Making the tool was actually a relatively simple task for Product Analytics. Almost all the statistics had already been calculated in one place or another (surprisingly, one of the hardest parts was actually collecting the English names for languages and wikis), and Google Sheets provided a near-perfect, zero-maintenance interface.
Despite the simplicity, many of the statistics it collects aren’t available anywhere else without manual querying by a data analyst. In an average month, about 25 users consult it at least once (the record is 122, in February 2022, when that year’s update was announced). The tool also birthed the canonical wiki dataset, which makes it easy for researchers and analysts to connect different data sets and to translate codes like “euwiki” into names like “Basque Wikipedia”.
Since its creation, the maintainers (previously Product Analytics, now Movement Insights) have updated the data each year and added a handful of new metrics. There aren’t any concrete plans to develop it further, but there are plenty of dimensions that could be added.

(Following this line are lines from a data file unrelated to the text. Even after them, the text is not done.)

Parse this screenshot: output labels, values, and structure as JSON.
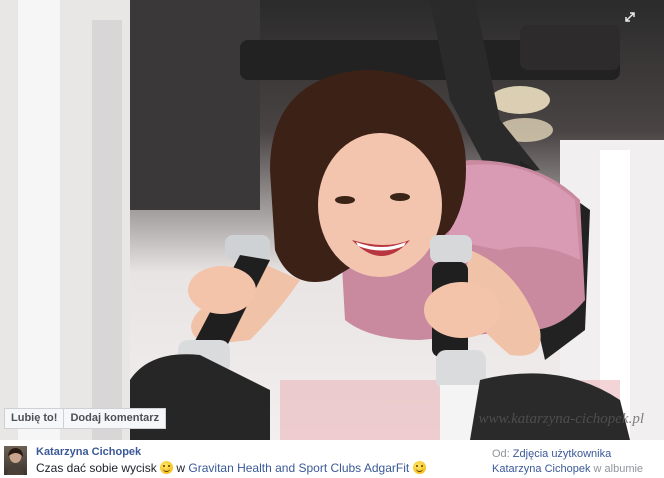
{
  "photo": {
    "alt": "Woman smiling while exercising on gym machine",
    "watermark": "www.katarzyna-cichopek.pl"
  },
  "actions": {
    "like_label": "Lubię to!",
    "comment_label": "Dodaj komentarz"
  },
  "post": {
    "author": "Katarzyna Cichopek",
    "text_before": "Czas dać sobie wycisk",
    "connector": " w ",
    "place": "Gravitan Health and Sport Clubs AdgarFit"
  },
  "source": {
    "prefix": "Od:",
    "album_link": "Zdjęcia użytkownika",
    "owner": "Katarzyna Cichopek",
    "suffix": "w albumie"
  },
  "icons": {
    "expand": "expand-icon",
    "emoji_grin": "grin-emoji-icon",
    "emoji_smile": "smile-emoji-icon"
  }
}
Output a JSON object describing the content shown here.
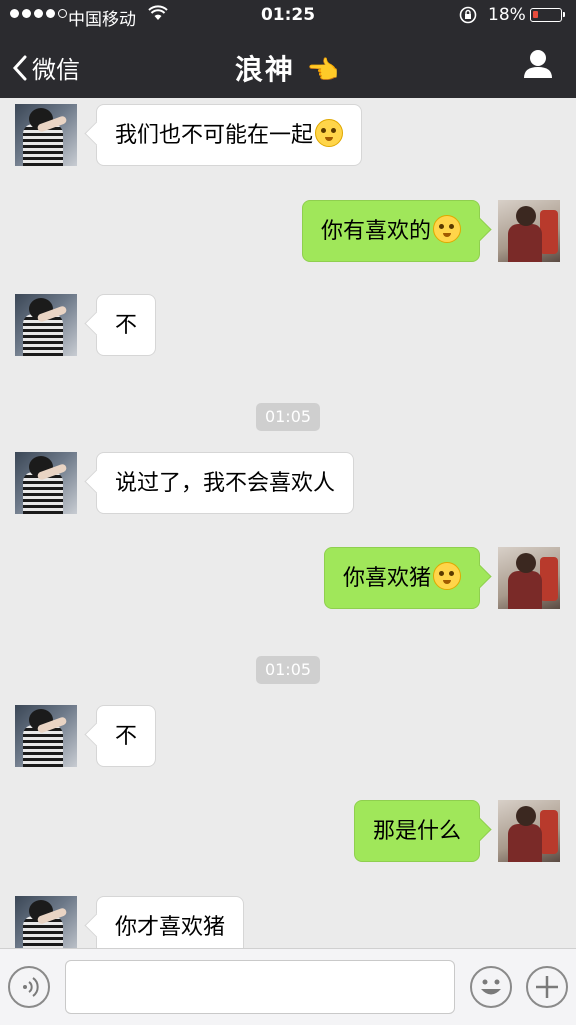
{
  "status_bar": {
    "carrier": "中国移动",
    "time": "01:25",
    "battery": "18%",
    "battery_level": 0.18
  },
  "nav": {
    "back_label": "微信",
    "title": "浪神",
    "title_icon": "👈"
  },
  "messages": [
    {
      "side": "left",
      "text": "我们也不可能在一起",
      "emoji": "smile-emoji"
    },
    {
      "side": "right",
      "text": "你有喜欢的",
      "emoji": "surprised-emoji"
    },
    {
      "side": "left",
      "text": "不"
    },
    {
      "timestamp": "01:05"
    },
    {
      "side": "left",
      "text": "说过了，我不会喜欢人"
    },
    {
      "side": "right",
      "text": "你喜欢猪",
      "emoji": "shocked-emoji"
    },
    {
      "timestamp": "01:05"
    },
    {
      "side": "left",
      "text": "不"
    },
    {
      "side": "right",
      "text": "那是什么"
    },
    {
      "side": "left",
      "text": "你才喜欢猪"
    }
  ],
  "colors": {
    "nav_bg": "#2b2b2f",
    "chat_bg": "#ebebeb",
    "sent_bubble": "#a0e75a",
    "received_bubble": "#ffffff"
  }
}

The tool serves the same purpose as the many tables of wikis on Meta, which are maintained by volunteers. While wiki comparison has a more useful interface and more metrics (many of which are extremely difficult to calculate without our internal data infrastructure), most of the tables on Meta are bot-updated several times a day, so they’re much faster moving. The project team hopes that in the future, these approaches can be unified so everyone in the movement gets the best of both worlds.